Let’s take a deeper dive into authorization events and how they can help you.
What is an Authorization Event?
An authorization event is a form of log that provides a specific, structured record of each step in Aembit’s policy evaluation against any given access request.
Access authorization events provide a verdict – success or failure – and details for each completed processing step, including:
- Client Workload Identification
- Server Workload Identification
- Access Policy Identification
- Trust Providers Attestation
- Access Conditions Verification
- Credential Provider Retrieval
Below is an example of a workload running in Kubernetes requesting access to Azure via Microsoft Graph. Based on the policy the workload is required to be actively managed by Wiz in order to grant access.
This structured data can then be viewed within the Aembit Workload IAM Platform console, or exported to other systems, including SIEMs or data lakes, for further analysis.
Use Cases of Authorization Events
There are three major use cases of authorization events:
1) Troubleshooting
Why is a workload access policy not producing the desired result? A breakdown of each step within a policy eliminates guesswork and highlights the problem. For problems due to dynamic conditions, our platform’s ability to filter event types based on the client or severity level allows for quick comparison of relevant events.
2) Auditing
Your internal or external audits may require you to prove workload-to-workload access – or lack thereof. Authorization events provide the details needed to show not only if access was granted, but under what conditions.

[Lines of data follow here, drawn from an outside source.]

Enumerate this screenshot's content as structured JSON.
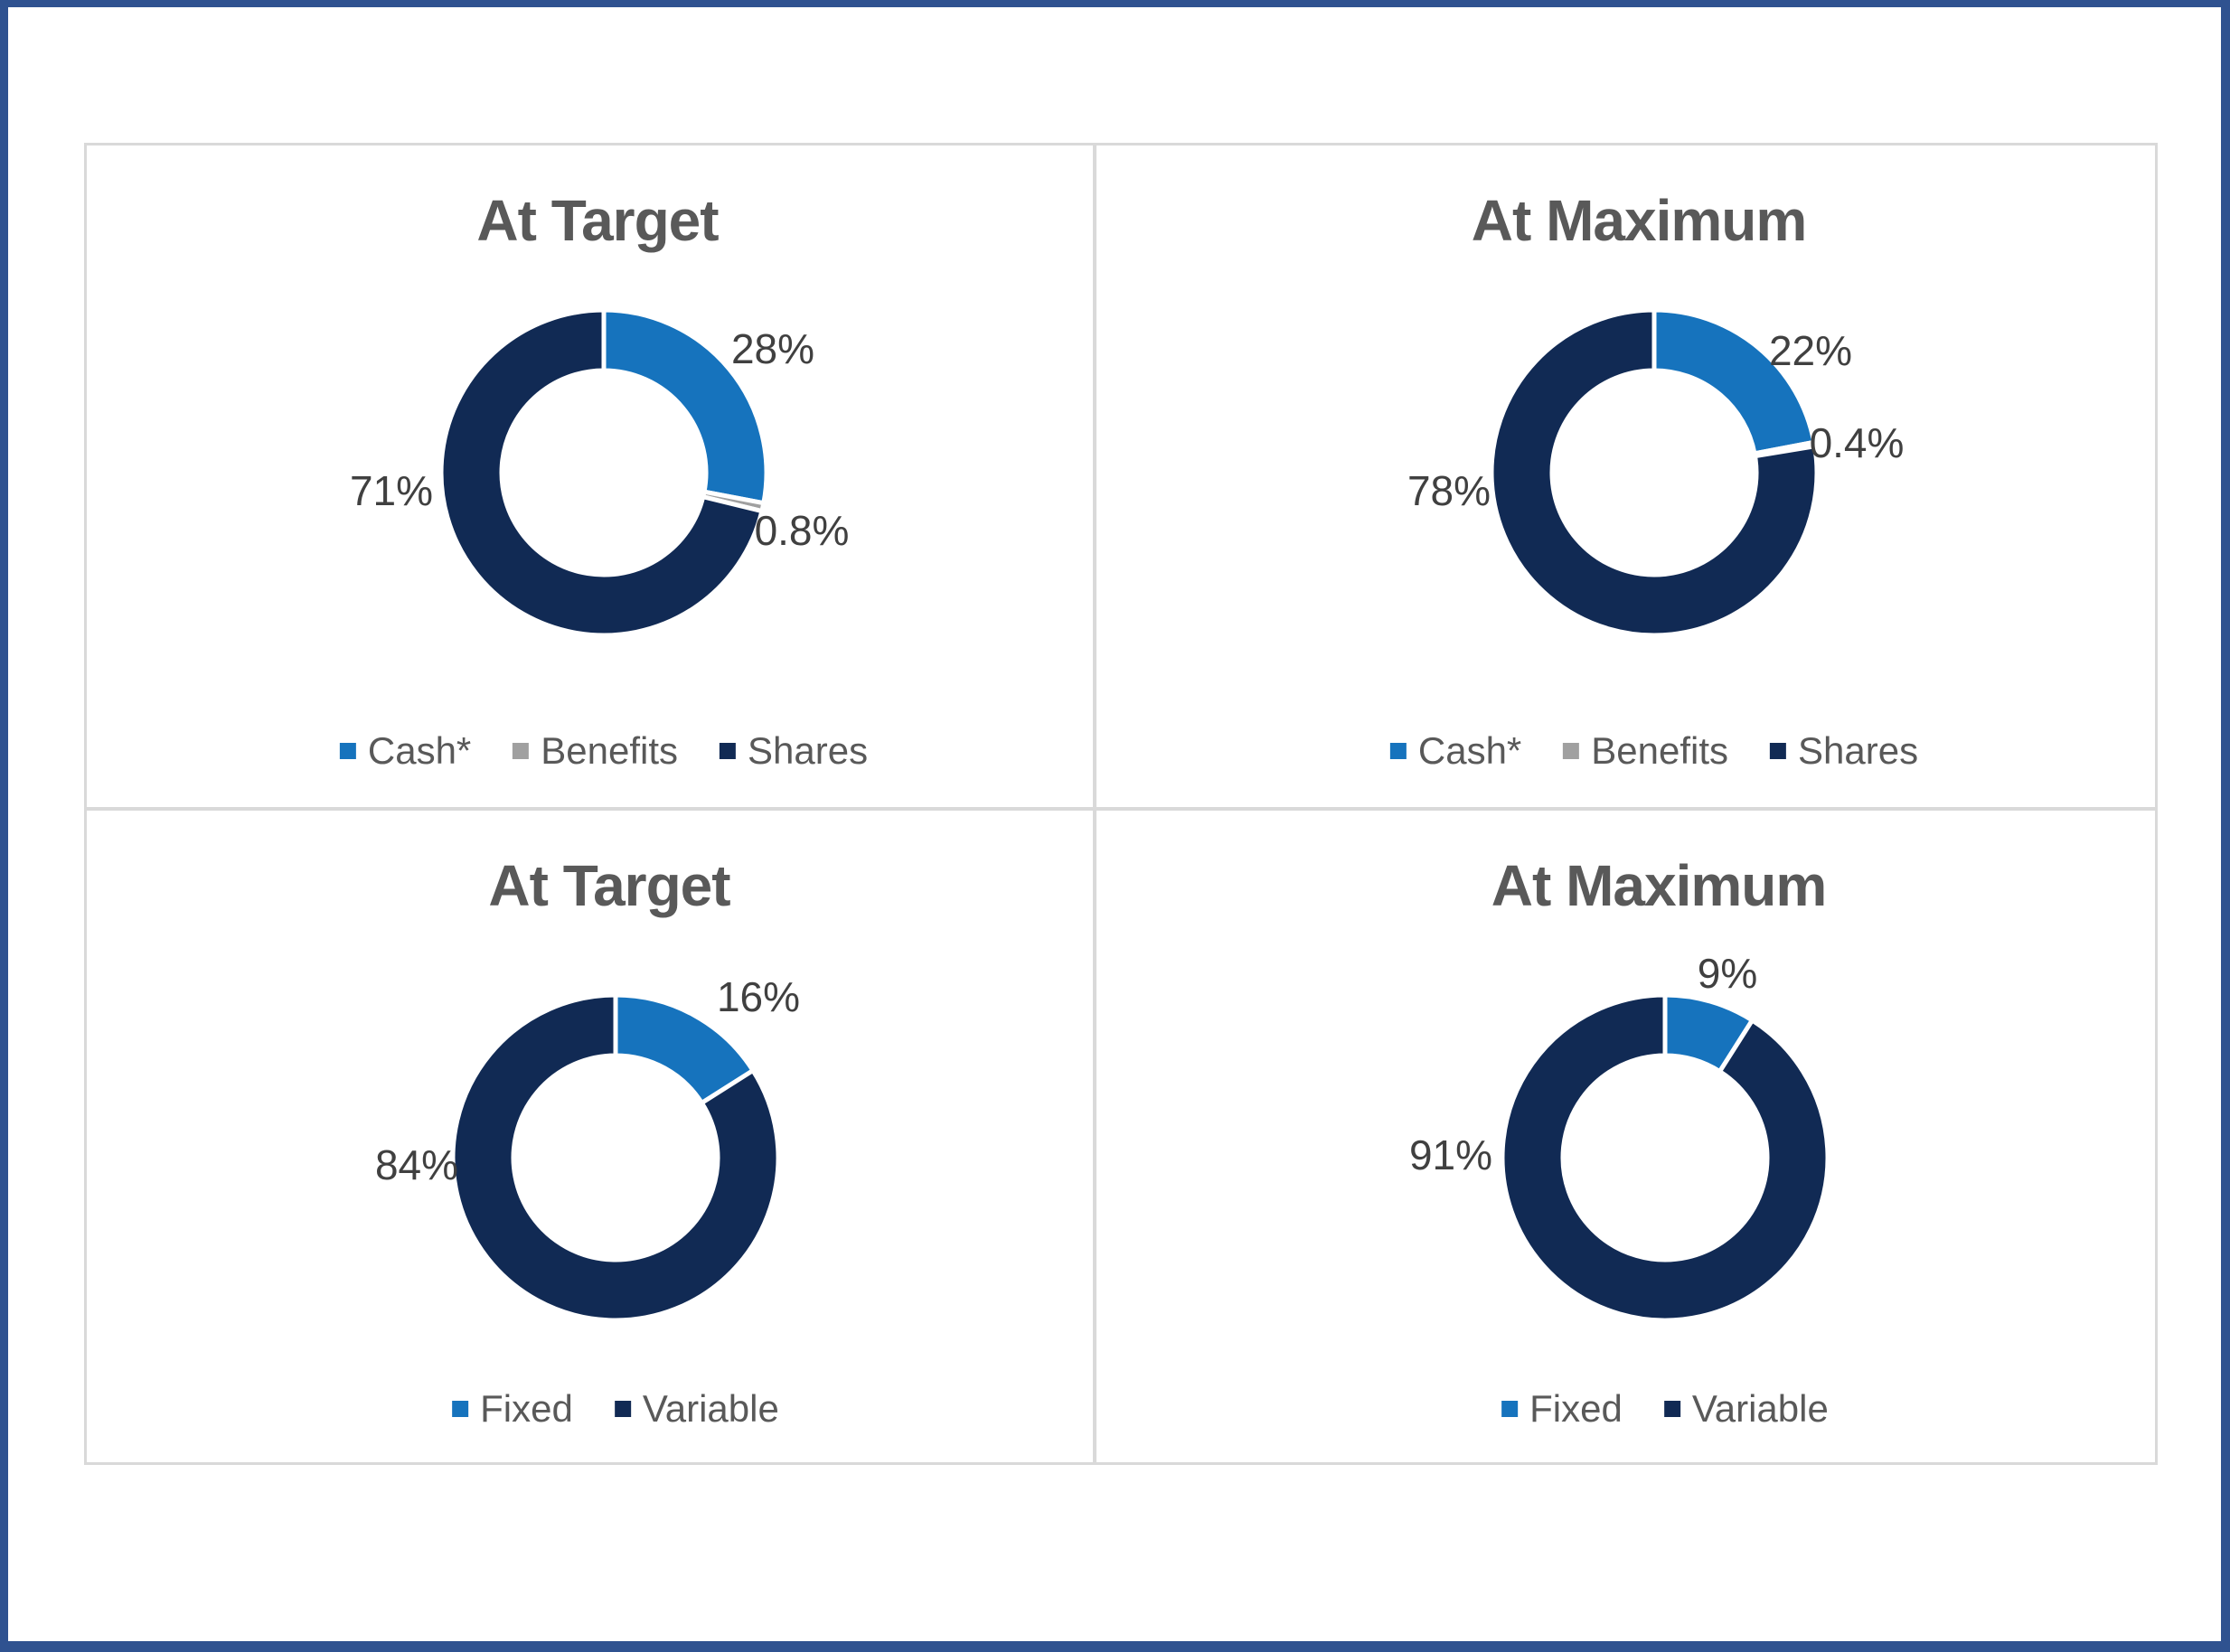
{
  "page": {
    "frame_color": "#2F5290",
    "panel_border_color": "#D9D9D9",
    "background": "#FFFFFF",
    "title_text_color": "#595959",
    "label_text_color": "#404040"
  },
  "chart_data": [
    {
      "type": "pie",
      "subtype": "donut",
      "quadrant": "top-left",
      "title": "At Target",
      "start_angle_deg": 0,
      "direction": "clockwise",
      "hole_ratio": 0.63,
      "legend_position": "bottom",
      "series": [
        {
          "name": "Cash*",
          "value": 28,
          "label": "28%",
          "color": "#1673BD"
        },
        {
          "name": "Benefits",
          "value": 0.8,
          "label": "0.8%",
          "color": "#A0A0A0"
        },
        {
          "name": "Shares",
          "value": 71.2,
          "label": "71%",
          "color": "#112A54"
        }
      ]
    },
    {
      "type": "pie",
      "subtype": "donut",
      "quadrant": "top-right",
      "title": "At Maximum",
      "start_angle_deg": 0,
      "direction": "clockwise",
      "hole_ratio": 0.63,
      "legend_position": "bottom",
      "series": [
        {
          "name": "Cash*",
          "value": 22,
          "label": "22%",
          "color": "#1673BD"
        },
        {
          "name": "Benefits",
          "value": 0.4,
          "label": "0.4%",
          "color": "#A0A0A0"
        },
        {
          "name": "Shares",
          "value": 77.6,
          "label": "78%",
          "color": "#112A54"
        }
      ]
    },
    {
      "type": "pie",
      "subtype": "donut",
      "quadrant": "bottom-left",
      "title": "At Target",
      "start_angle_deg": 0,
      "direction": "clockwise",
      "hole_ratio": 0.63,
      "legend_position": "bottom",
      "series": [
        {
          "name": "Fixed",
          "value": 16,
          "label": "16%",
          "color": "#1673BD"
        },
        {
          "name": "Variable",
          "value": 84,
          "label": "84%",
          "color": "#112A54"
        }
      ]
    },
    {
      "type": "pie",
      "subtype": "donut",
      "quadrant": "bottom-right",
      "title": "At Maximum",
      "start_angle_deg": 0,
      "direction": "clockwise",
      "hole_ratio": 0.63,
      "legend_position": "bottom",
      "series": [
        {
          "name": "Fixed",
          "value": 9,
          "label": "9%",
          "color": "#1673BD"
        },
        {
          "name": "Variable",
          "value": 91,
          "label": "91%",
          "color": "#112A54"
        }
      ]
    }
  ]
}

3) Threat Detection and Response
In the event of an incident, you have an easy-to-access, easy-to-interpret resource that shows which workloads are requesting access to sensitive information and resources, as well as detailed knowledge of which resources are being granted access.
Availability
This capability is available now in all tiers of our product, including our free tier, with retention timelines varying per level.
We hope you find them useful! Please provide us feedback after you start using them.